If Bush officials are found to have violated American laws, they should be prosecuted, no exceptions. What would happen if the Obama administration set a precedent that the crimes of an administration will go unpunished so long as you can commit them without detection until you've left office? Future administrations would feel less pressure to obey the law and will be more likely to violate the law. Without the fear of accountability, administrations will give in to temptations to abandon values and morals in furthering their interests. The last thing we need in Washington is a government that believes it has not done anything wrong until it gets caught – an issue both sides of the aisle should agree on.
Because torture is illegal, the Bush administration avoided calling water boarding or other harsh interrogation tactics torture, much in the way the United States government has not called the conflict in Darfur genocide, so that it is not obligated to intervene. This legalese way of bending the law is a common practice in Washington. However, with the recent release of memos form the Bush era Department of Justice and Obama's classification of water boarding as torture, we need change. The Obama must, if not spear-head, advocate an investigation into what interrogation tactics the Bush administration may have illegally ordered or endorsed. When have you heard of a police officer saying "Oh yeah, that was police brutality, but it did not happen on my watch. He's free to go." In America, you obey the law, not a self-righteous, Machiavellian mandate.

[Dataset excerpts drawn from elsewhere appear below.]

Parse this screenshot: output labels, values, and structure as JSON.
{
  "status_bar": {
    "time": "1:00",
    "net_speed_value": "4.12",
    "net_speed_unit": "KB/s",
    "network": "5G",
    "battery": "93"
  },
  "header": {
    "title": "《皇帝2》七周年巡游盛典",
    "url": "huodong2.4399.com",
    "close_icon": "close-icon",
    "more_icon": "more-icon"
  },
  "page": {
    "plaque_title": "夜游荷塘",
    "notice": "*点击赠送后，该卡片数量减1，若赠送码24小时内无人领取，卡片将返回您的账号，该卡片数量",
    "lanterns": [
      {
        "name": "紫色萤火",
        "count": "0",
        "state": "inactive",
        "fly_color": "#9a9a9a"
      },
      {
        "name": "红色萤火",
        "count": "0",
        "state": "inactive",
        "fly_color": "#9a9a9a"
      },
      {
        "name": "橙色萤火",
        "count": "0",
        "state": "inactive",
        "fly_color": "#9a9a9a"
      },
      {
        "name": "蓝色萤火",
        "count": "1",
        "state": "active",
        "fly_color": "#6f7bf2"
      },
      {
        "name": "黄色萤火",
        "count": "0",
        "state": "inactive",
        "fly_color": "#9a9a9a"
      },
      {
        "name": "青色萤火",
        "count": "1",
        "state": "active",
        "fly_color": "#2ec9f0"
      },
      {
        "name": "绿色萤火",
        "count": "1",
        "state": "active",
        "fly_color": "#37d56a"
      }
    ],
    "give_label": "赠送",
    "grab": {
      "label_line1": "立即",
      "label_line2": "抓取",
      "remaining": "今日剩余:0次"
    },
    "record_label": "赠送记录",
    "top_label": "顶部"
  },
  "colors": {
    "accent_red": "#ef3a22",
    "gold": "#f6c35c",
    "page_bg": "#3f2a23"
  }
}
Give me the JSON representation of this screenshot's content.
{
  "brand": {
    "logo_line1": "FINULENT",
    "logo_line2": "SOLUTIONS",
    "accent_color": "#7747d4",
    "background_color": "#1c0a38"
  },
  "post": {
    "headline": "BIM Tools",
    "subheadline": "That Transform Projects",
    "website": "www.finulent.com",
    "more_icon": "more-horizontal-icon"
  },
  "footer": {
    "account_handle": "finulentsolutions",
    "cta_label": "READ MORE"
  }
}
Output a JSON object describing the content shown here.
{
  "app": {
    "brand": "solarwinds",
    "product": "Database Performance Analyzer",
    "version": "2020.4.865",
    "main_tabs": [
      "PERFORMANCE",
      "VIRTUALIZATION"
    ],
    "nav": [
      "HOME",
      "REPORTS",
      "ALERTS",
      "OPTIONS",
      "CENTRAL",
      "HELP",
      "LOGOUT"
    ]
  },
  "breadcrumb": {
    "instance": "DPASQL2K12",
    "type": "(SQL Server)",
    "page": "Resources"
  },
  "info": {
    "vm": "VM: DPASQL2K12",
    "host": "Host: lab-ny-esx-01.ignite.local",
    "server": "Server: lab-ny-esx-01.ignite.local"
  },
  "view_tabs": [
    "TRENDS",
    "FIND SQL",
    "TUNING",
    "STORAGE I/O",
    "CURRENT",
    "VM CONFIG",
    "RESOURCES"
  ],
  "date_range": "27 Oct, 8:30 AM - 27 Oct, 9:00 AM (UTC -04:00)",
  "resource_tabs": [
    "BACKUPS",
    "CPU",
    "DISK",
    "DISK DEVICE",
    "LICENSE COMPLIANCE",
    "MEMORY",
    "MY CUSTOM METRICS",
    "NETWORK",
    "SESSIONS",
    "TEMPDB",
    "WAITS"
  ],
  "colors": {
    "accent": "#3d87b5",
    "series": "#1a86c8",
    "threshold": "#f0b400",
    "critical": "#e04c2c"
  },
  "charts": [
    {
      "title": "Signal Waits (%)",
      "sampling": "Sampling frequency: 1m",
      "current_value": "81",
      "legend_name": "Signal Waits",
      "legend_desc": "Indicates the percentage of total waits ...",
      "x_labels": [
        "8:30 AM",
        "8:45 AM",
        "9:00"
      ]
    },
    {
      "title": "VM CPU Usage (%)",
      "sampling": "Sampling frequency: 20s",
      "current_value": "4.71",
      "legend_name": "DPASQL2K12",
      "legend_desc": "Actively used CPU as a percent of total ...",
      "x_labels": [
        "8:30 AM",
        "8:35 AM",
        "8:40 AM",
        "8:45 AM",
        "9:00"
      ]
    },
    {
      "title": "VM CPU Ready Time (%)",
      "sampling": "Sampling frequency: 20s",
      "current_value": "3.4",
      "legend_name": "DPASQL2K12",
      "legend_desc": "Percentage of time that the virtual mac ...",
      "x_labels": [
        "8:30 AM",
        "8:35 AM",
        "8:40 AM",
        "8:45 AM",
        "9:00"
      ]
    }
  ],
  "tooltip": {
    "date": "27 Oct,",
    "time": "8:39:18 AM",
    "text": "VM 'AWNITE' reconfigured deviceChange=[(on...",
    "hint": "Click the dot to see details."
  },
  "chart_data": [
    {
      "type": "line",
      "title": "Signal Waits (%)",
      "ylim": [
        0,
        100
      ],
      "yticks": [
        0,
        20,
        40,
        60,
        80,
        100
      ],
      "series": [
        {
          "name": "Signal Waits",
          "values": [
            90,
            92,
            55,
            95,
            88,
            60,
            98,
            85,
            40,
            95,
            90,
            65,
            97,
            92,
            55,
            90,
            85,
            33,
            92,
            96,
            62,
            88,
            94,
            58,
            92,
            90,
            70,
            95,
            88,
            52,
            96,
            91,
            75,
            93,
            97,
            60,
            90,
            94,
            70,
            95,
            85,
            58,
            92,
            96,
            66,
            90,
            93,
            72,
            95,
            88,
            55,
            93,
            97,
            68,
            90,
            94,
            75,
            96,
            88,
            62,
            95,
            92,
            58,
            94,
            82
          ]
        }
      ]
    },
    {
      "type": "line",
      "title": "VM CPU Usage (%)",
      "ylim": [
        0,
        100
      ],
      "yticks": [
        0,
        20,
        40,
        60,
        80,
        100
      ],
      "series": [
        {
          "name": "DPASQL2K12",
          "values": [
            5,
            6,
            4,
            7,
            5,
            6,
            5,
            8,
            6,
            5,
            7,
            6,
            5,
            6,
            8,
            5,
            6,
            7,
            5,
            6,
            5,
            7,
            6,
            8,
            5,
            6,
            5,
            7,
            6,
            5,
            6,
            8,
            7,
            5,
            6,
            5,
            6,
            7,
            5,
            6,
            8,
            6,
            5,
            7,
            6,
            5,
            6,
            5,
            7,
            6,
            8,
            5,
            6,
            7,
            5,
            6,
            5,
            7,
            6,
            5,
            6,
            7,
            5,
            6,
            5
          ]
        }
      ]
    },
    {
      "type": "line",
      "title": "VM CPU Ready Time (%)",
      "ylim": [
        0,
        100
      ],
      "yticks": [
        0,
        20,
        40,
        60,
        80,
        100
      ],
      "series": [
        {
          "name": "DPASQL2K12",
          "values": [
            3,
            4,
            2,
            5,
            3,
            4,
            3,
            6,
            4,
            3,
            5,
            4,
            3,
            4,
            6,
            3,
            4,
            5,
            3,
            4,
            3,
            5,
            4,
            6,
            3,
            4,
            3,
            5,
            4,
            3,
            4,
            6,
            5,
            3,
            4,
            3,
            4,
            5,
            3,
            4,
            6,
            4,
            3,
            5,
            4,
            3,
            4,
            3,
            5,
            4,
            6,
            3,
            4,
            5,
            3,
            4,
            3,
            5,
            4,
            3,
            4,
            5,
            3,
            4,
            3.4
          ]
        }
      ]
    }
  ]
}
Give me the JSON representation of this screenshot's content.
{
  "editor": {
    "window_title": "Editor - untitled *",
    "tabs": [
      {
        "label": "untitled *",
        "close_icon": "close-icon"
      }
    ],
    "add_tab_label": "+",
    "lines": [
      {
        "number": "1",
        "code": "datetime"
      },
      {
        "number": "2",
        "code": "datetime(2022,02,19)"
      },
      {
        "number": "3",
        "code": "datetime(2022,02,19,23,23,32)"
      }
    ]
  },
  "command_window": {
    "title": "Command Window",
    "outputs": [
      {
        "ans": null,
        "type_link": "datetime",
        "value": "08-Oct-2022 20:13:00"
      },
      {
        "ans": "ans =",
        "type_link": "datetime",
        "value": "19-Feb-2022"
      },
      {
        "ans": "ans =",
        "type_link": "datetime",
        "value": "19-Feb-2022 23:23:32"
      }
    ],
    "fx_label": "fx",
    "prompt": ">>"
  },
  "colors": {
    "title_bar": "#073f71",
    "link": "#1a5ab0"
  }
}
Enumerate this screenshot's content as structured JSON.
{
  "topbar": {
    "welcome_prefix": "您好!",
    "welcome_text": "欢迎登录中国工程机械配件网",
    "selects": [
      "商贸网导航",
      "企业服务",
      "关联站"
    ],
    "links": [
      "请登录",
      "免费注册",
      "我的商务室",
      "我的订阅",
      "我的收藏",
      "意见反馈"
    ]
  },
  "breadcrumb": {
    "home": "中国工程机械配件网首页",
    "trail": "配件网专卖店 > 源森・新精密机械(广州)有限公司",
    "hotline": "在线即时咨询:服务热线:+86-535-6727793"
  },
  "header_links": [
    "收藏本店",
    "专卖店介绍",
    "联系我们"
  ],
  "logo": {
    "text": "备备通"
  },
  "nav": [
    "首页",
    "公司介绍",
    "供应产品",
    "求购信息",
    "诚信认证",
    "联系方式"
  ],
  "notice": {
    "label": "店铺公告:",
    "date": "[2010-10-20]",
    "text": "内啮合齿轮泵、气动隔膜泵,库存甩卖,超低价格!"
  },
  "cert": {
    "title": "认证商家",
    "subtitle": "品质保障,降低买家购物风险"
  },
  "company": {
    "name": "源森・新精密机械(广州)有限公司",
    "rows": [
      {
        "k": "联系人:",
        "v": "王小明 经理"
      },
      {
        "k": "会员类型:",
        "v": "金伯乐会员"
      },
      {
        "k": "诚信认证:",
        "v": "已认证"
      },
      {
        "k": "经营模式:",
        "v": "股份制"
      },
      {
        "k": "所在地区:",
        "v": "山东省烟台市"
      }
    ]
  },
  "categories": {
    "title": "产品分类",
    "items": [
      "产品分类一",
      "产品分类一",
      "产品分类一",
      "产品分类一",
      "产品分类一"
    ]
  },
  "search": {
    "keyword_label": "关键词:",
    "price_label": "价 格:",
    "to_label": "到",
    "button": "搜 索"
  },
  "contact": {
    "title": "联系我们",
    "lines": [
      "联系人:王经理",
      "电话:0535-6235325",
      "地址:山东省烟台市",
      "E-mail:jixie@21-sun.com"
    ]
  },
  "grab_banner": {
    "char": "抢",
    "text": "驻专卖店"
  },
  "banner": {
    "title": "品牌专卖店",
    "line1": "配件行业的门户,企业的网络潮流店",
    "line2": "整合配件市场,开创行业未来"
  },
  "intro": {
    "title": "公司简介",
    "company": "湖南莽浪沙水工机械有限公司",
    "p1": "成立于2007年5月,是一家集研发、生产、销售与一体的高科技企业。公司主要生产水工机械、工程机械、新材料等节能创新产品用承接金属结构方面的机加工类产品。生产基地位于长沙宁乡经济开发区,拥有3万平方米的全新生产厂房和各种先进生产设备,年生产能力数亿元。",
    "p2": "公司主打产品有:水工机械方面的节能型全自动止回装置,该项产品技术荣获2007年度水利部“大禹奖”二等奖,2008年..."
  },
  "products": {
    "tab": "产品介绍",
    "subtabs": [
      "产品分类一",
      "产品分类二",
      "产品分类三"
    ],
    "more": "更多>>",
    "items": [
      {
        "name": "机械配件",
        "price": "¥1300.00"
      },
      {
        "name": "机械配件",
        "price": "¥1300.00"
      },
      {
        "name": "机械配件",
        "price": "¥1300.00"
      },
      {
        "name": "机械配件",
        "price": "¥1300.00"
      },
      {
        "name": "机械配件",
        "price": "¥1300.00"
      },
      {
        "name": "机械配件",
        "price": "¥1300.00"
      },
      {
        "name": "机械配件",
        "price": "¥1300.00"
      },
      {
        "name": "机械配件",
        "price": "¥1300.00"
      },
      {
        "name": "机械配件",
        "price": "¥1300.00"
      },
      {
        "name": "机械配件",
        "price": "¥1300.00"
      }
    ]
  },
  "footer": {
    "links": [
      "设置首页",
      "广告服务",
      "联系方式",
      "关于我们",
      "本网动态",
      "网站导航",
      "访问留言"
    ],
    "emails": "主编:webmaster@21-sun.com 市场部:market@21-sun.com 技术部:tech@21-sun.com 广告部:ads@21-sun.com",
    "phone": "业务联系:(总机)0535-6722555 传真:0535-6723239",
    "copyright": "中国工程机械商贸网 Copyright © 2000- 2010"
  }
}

On top of the illegality of torture, the CIA and Bush administration officials may have also broken the law in their briefing of the House Committee on Intelligence on said tactics. By not keeping intelligence committees "fully and currently informed ... [on] significant anticipated intelligence activity" the CIA and Bush administration violated a law intended to provide some sort of oversight, albeit powerless. House Speaker Pelosi admits she was eventually briefed on the tactics but it was far after the fact and she was powerless to change them due to their classification. While the intended strength of the executive branch is left to political science, the exercise of executive power adheres to the law, not tyrannical political theory.
As it becomes increasingly more likely that Bush administration officials broke both US and international law, Obama needs to make it clear that he is not just open to prosecution of suspected criminals from the previous administration, but committed to it. He also refused to prosecute CIA officials that actually instigated the torture, a more understandable position considering the avoidance of the word "torture" and the ambiguous legal implications of water-boarding and other controversial tactics. This is not a "I was just following orders" defense that Obama is giving CIA agents. The implications of their actions are in a more ambiguous area than the atrocities committed by those on trial at Nuremberg, not to compare the Bush administration to those on trial.
President Obama needs to live up his campaign rhetoric of ending the cynicism with which many citizens view government. If he does not continue to promote transparency and accountability, Americans will be just as disillusioned as they were after the Watergate and Iran-Contra scandals that were discovered while the administrations were in office. Yes, President Nixon was pardoned by President Ford but that is a constitutionally defined power of the President. Impunity from high crimes and misdemeanors is not a constitutionally defined power of the executive branch, or any member of government for that matter. Obeying the law while in office is not a political ideology or partisan value. Punishment is not retribution for unpopular policies. Obama took an oath to defend the constitution, and now is the time for him to defend it in the future by punishing those that failed to do so in recent years.